KOTA LET OUT A SNORT of laughter at the miserable little groan coming from the window seat in her small cabin. She looked over to see a pair of glowing blue eyes glaring at her, which only made her laugh that much harder. Pyter let out an indignant noise and blew a puff of smoke in her direction.
“I told you that you’d get seasick if you sat there,” she said as she tucked the marker ribbon into her book. She closed it and reached up, tucking it into the pack that hung off a hook on the bulkhead. She fished around in the pack until she found her food wallet and pulled it out, setting it beside her in the hammock.
“Come here,” she said.
“No,” Pyter said. “You’re mean.”
Kota had to fight to keep from laughing again and did her best to sound contrite. “I’m sorry,” she said. “I have something that will make your tummy feel better.”
Pyter glared at her, but Kota just sat and waited as the Beloniform continued to rock back and forth. Once, twice, three times. As the ship started to shift a fourth time, Pyter leapt into the air, giving a single small flap of his wings before he dropped heavily onto her stomach.

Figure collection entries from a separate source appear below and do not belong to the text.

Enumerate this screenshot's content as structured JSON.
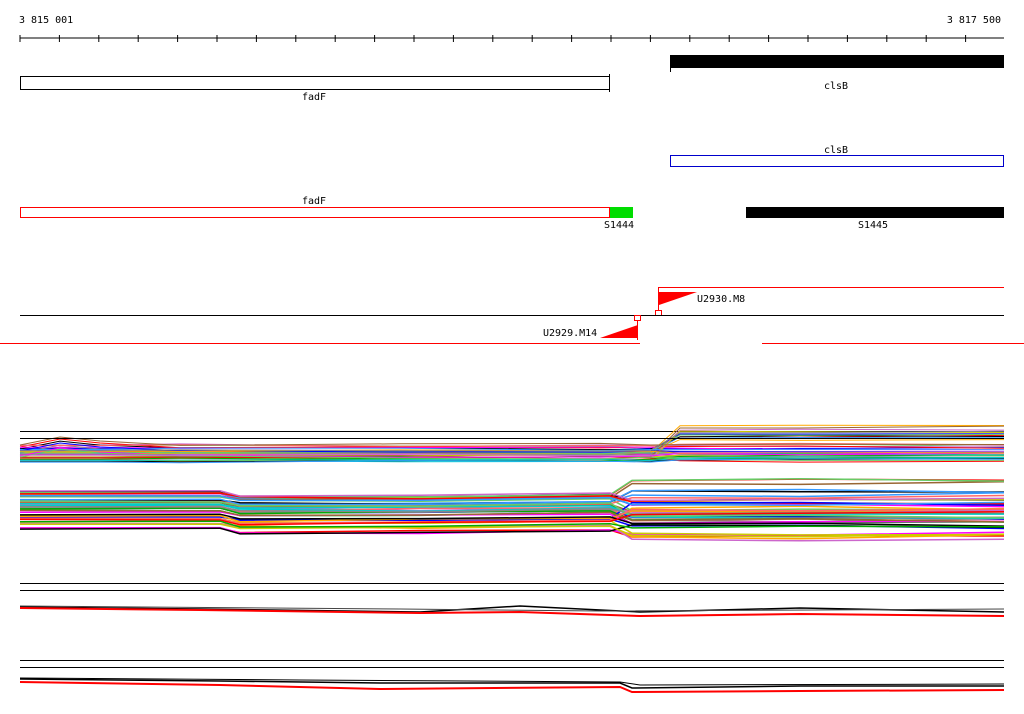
{
  "ruler": {
    "start_label": "3 815 001",
    "end_label": "3 817 500"
  },
  "genes": {
    "top_black": {
      "label": "clsB"
    },
    "top_fadF": {
      "label": "fadF"
    },
    "blue_clsB": {
      "label": "clsB"
    },
    "red_fadF": {
      "label": "fadF"
    },
    "green_feature": {
      "label": "S1444",
      "color": "#00dd00"
    },
    "bottom_black": {
      "label": "S1445"
    }
  },
  "markers": {
    "right": {
      "label": "U2930.M8",
      "color": "#ff0000"
    },
    "left": {
      "label": "U2929.M14",
      "color": "#ff0000"
    }
  },
  "palette": [
    "#000000",
    "#ff0000",
    "#00aa00",
    "#0000ff",
    "#ff00ff",
    "#00cccc",
    "#ffaa00",
    "#888888",
    "#996633",
    "#66cc66",
    "#cc66cc",
    "#3399ff",
    "#cccc00",
    "#ff6666"
  ]
}
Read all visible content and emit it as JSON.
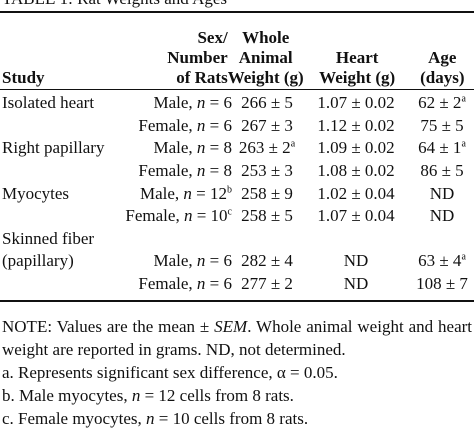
{
  "caption": "TABLE 1: Rat Weights and Ages",
  "table": {
    "header": [
      "Study",
      "Sex/\nNumber\nof Rats",
      "Whole\nAnimal\nWeight (g)",
      "Heart\nWeight (g)",
      "Age\n(days)"
    ],
    "rows": [
      [
        "Isolated heart",
        {
          "parts": [
            "Male, ",
            "n",
            " = 6"
          ]
        },
        "266 ± 5",
        "1.07 ± 0.02",
        {
          "parts": [
            "62 ± 2"
          ],
          "sup": "a"
        }
      ],
      [
        "",
        {
          "parts": [
            "Female, ",
            "n",
            " = 6"
          ]
        },
        "267 ± 3",
        "1.12 ± 0.02",
        "75 ± 5"
      ],
      [
        "Right papillary",
        {
          "parts": [
            "Male, ",
            "n",
            " = 8"
          ]
        },
        {
          "parts": [
            "263 ± 2"
          ],
          "sup": "a"
        },
        "1.09 ± 0.02",
        {
          "parts": [
            "64 ± 1"
          ],
          "sup": "a"
        }
      ],
      [
        "",
        {
          "parts": [
            "Female, ",
            "n",
            " = 8"
          ]
        },
        "253 ± 3",
        "1.08 ± 0.02",
        "86 ± 5"
      ],
      [
        "Myocytes",
        {
          "parts": [
            "Male, ",
            "n",
            " = 12"
          ],
          "sup": "b"
        },
        "258 ± 9",
        "1.02 ± 0.04",
        "ND"
      ],
      [
        "",
        {
          "parts": [
            "Female, ",
            "n",
            " = 10"
          ],
          "sup": "c"
        },
        "258 ± 5",
        "1.07 ± 0.04",
        "ND"
      ],
      [
        "Skinned fiber",
        "",
        "",
        "",
        ""
      ],
      [
        "(papillary)",
        {
          "parts": [
            "Male, ",
            "n",
            " = 6"
          ]
        },
        "282 ± 4",
        "ND",
        {
          "parts": [
            "63 ± 4"
          ],
          "sup": "a"
        }
      ],
      [
        "",
        {
          "parts": [
            "Female, ",
            "n",
            " = 6"
          ]
        },
        "277 ± 2",
        "ND",
        "108 ± 7"
      ]
    ]
  },
  "notes": [
    [
      "NOTE: Values are the mean ± ",
      "SEM",
      ". Whole animal weight and heart weight are reported in grams. ND, not determined."
    ],
    [
      "a. Represents significant sex difference, α = 0.05."
    ],
    [
      "b. Male myocytes, ",
      "n",
      " = 12 cells from 8 rats."
    ],
    [
      "c. Female myocytes, ",
      "n",
      " = 10 cells from 8 rats."
    ]
  ]
}
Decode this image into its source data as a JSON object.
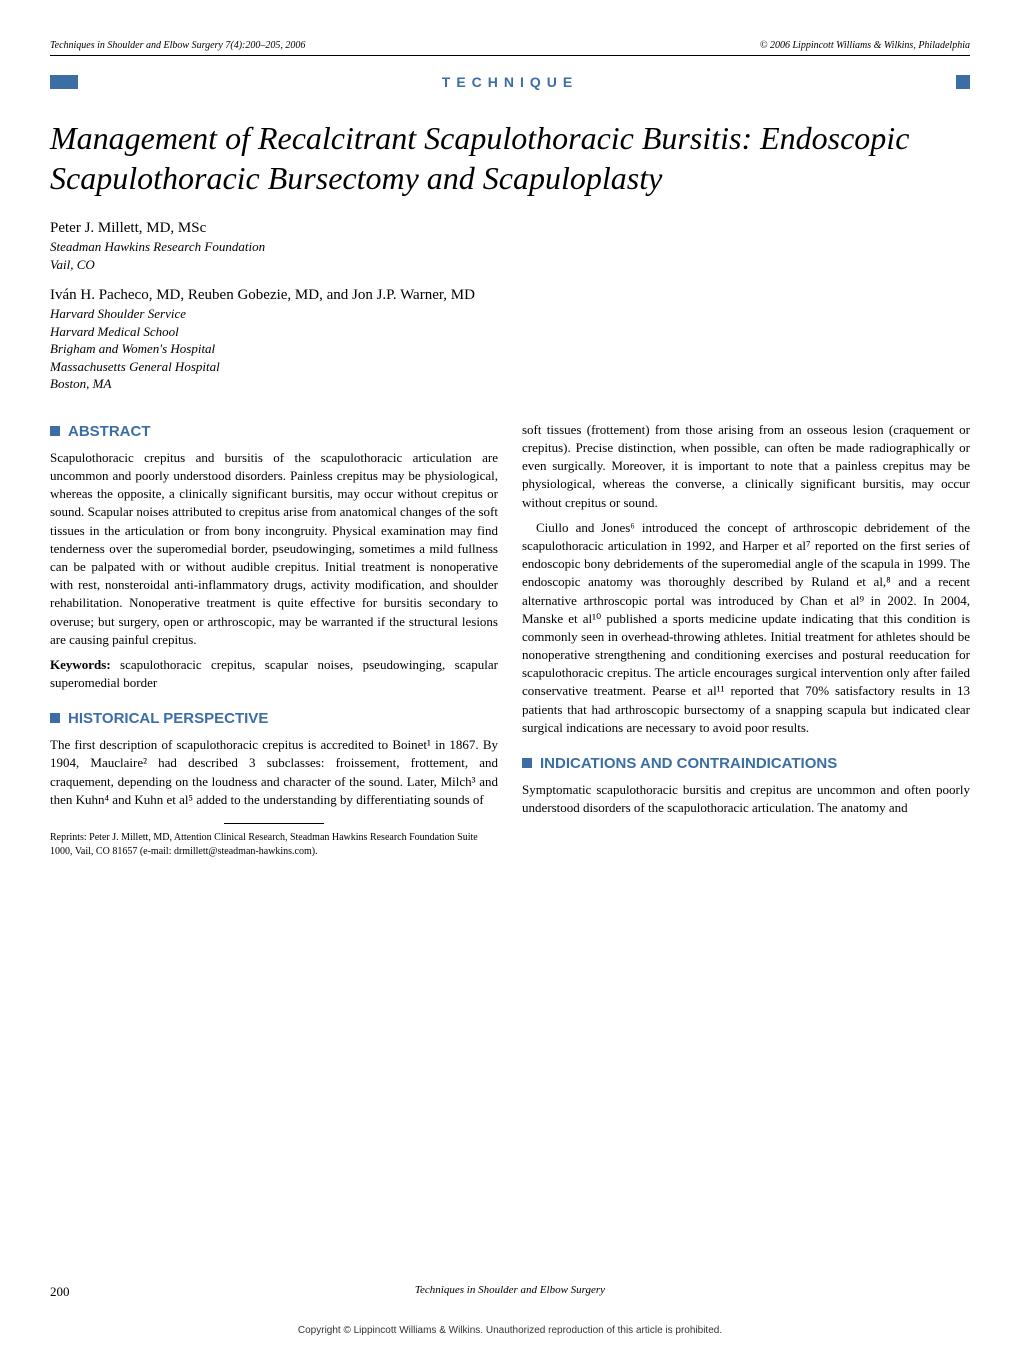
{
  "header": {
    "left": "Techniques in Shoulder and Elbow Surgery 7(4):200–205, 2006",
    "right": "© 2006 Lippincott Williams & Wilkins, Philadelphia"
  },
  "technique_label": "TECHNIQUE",
  "title": "Management of Recalcitrant Scapulothoracic Bursitis: Endoscopic Scapulothoracic Bursectomy and Scapuloplasty",
  "authors": [
    {
      "name": "Peter J. Millett, MD, MSc",
      "affil": [
        "Steadman Hawkins Research Foundation",
        "Vail, CO"
      ]
    },
    {
      "name": "Iván H. Pacheco, MD, Reuben Gobezie, MD, and Jon J.P. Warner, MD",
      "affil": [
        "Harvard Shoulder Service",
        "Harvard Medical School",
        "Brigham and Women's Hospital",
        "Massachusetts General Hospital",
        "Boston, MA"
      ]
    }
  ],
  "abstract_heading": "ABSTRACT",
  "abstract_text": "Scapulothoracic crepitus and bursitis of the scapulothoracic articulation are uncommon and poorly understood disorders. Painless crepitus may be physiological, whereas the opposite, a clinically significant bursitis, may occur without crepitus or sound. Scapular noises attributed to crepitus arise from anatomical changes of the soft tissues in the articulation or from bony incongruity. Physical examination may find tenderness over the superomedial border, pseudowinging, sometimes a mild fullness can be palpated with or without audible crepitus. Initial treatment is nonoperative with rest, nonsteroidal anti-inflammatory drugs, activity modification, and shoulder rehabilitation. Nonoperative treatment is quite effective for bursitis secondary to overuse; but surgery, open or arthroscopic, may be warranted if the structural lesions are causing painful crepitus.",
  "keywords_label": "Keywords:",
  "keywords_text": " scapulothoracic crepitus, scapular noises, pseudowinging, scapular superomedial border",
  "historical_heading": "HISTORICAL PERSPECTIVE",
  "historical_text": "The first description of scapulothoracic crepitus is accredited to Boinet¹ in 1867. By 1904, Mauclaire² had described 3 subclasses: froissement, frottement, and craquement, depending on the loudness and character of the sound. Later, Milch³ and then Kuhn⁴ and Kuhn et al⁵ added to the understanding by differentiating sounds of",
  "reprints_text": "Reprints: Peter J. Millett, MD, Attention Clinical Research, Steadman Hawkins Research Foundation Suite 1000, Vail, CO 81657 (e-mail: drmillett@steadman-hawkins.com).",
  "col2_para1": "soft tissues (frottement) from those arising from an osseous lesion (craquement or crepitus). Precise distinction, when possible, can often be made radiographically or even surgically. Moreover, it is important to note that a painless crepitus may be physiological, whereas the converse, a clinically significant bursitis, may occur without crepitus or sound.",
  "col2_para2": "Ciullo and Jones⁶ introduced the concept of arthroscopic debridement of the scapulothoracic articulation in 1992, and Harper et al⁷ reported on the first series of endoscopic bony debridements of the superomedial angle of the scapula in 1999. The endoscopic anatomy was thoroughly described by Ruland et al,⁸ and a recent alternative arthroscopic portal was introduced by Chan et al⁹ in 2002. In 2004, Manske et al¹⁰ published a sports medicine update indicating that this condition is commonly seen in overhead-throwing athletes. Initial treatment for athletes should be nonoperative strengthening and conditioning exercises and postural reeducation for scapulothoracic crepitus. The article encourages surgical intervention only after failed conservative treatment. Pearse et al¹¹ reported that 70% satisfactory results in 13 patients that had arthroscopic bursectomy of a snapping scapula but indicated clear surgical indications are necessary to avoid poor results.",
  "indications_heading": "INDICATIONS AND CONTRAINDICATIONS",
  "indications_text": "Symptomatic scapulothoracic bursitis and crepitus are uncommon and often poorly understood disorders of the scapulothoracic articulation. The anatomy and",
  "page_number": "200",
  "footer_center": "Techniques in Shoulder and Elbow Surgery",
  "copyright": "Copyright © Lippincott Williams & Wilkins. Unauthorized reproduction of this article is prohibited.",
  "colors": {
    "accent_blue": "#3b6ea5",
    "text": "#000000",
    "background": "#ffffff"
  },
  "typography": {
    "body_font": "Times New Roman",
    "heading_font": "Arial",
    "title_fontsize": 32,
    "body_fontsize": 13,
    "heading_fontsize": 15
  }
}
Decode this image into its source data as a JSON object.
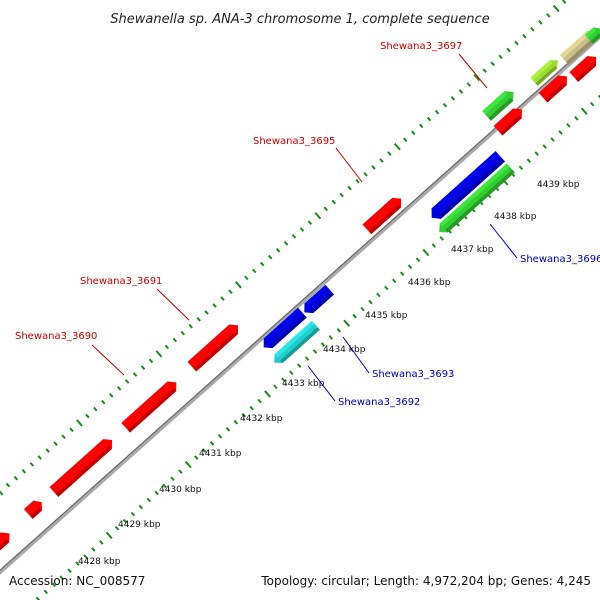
{
  "title": "Shewanella sp. ANA-3 chromosome 1, complete sequence",
  "footer": {
    "accession": "Accession: NC_008577",
    "summary": "Topology: circular; Length: 4,972,204 bp; Genes: 4,245"
  },
  "colors": {
    "backbone": "#8a8a8a",
    "ticks": "#1e8a1e",
    "forward_label": "#cc0000",
    "reverse_label": "#0000bb",
    "red": "#ff0000",
    "blue": "#0000e0",
    "green": "#33cc33",
    "cyan": "#22cccc",
    "lime": "#99dd33",
    "khaki": "#c8bd88"
  },
  "kbp_labels": [
    "4428 kbp",
    "4429 kbp",
    "4430 kbp",
    "4431 kbp",
    "4432 kbp",
    "4433 kbp",
    "4434 kbp",
    "4435 kbp",
    "4436 kbp",
    "4437 kbp",
    "4438 kbp",
    "4439 kbp"
  ],
  "genes": [
    {
      "label": "",
      "strand": "forward",
      "color": "red"
    },
    {
      "label": "",
      "strand": "forward",
      "color": "red"
    },
    {
      "label": "Shewana3_3690",
      "strand": "forward",
      "color": "red"
    },
    {
      "label": "",
      "strand": "forward",
      "color": "red"
    },
    {
      "label": "Shewana3_3691",
      "strand": "forward",
      "color": "red"
    },
    {
      "label": "Shewana3_3692",
      "strand": "reverse",
      "color": "cyan"
    },
    {
      "label": "Shewana3_3693",
      "strand": "reverse",
      "color": "blue"
    },
    {
      "label": "",
      "strand": "reverse",
      "color": "blue"
    },
    {
      "label": "Shewana3_3695",
      "strand": "forward",
      "color": "red"
    },
    {
      "label": "",
      "strand": "reverse",
      "color": "blue"
    },
    {
      "label": "Shewana3_3696",
      "strand": "reverse",
      "color": "green"
    },
    {
      "label": "",
      "strand": "forward",
      "color": "red"
    },
    {
      "label": "Shewana3_3697",
      "strand": "forward",
      "color": "green"
    },
    {
      "label": "",
      "strand": "forward",
      "color": "lime"
    },
    {
      "label": "",
      "strand": "forward",
      "color": "red"
    },
    {
      "label": "",
      "strand": "forward",
      "color": "khaki"
    },
    {
      "label": "",
      "strand": "forward",
      "color": "red"
    },
    {
      "label": "",
      "strand": "forward",
      "color": "green"
    }
  ]
}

“Oof!” she said, exaggerating a little. Only a little though. Nine pounds of Feradrake to the stomach hurt, and Pyter knew better, but then, he also knew she was going to let him get away with it. She let him get away with anything. She reached up and rubbed his head just behind the eye ridges, and he pressed his head into her hand.
“Tummy hurts,” he said.
“I know, sweetie.” She reached down, slipped her hand into her food wallet, and pulled out a wrapped bundle of ship’s biscuits. She opened the bundle, took one out, and used just a touch of magic to split the rock-hard biscuit into four pieces. “Here. Eat this.”
Pyter moaned and turned his head, refusing the offering.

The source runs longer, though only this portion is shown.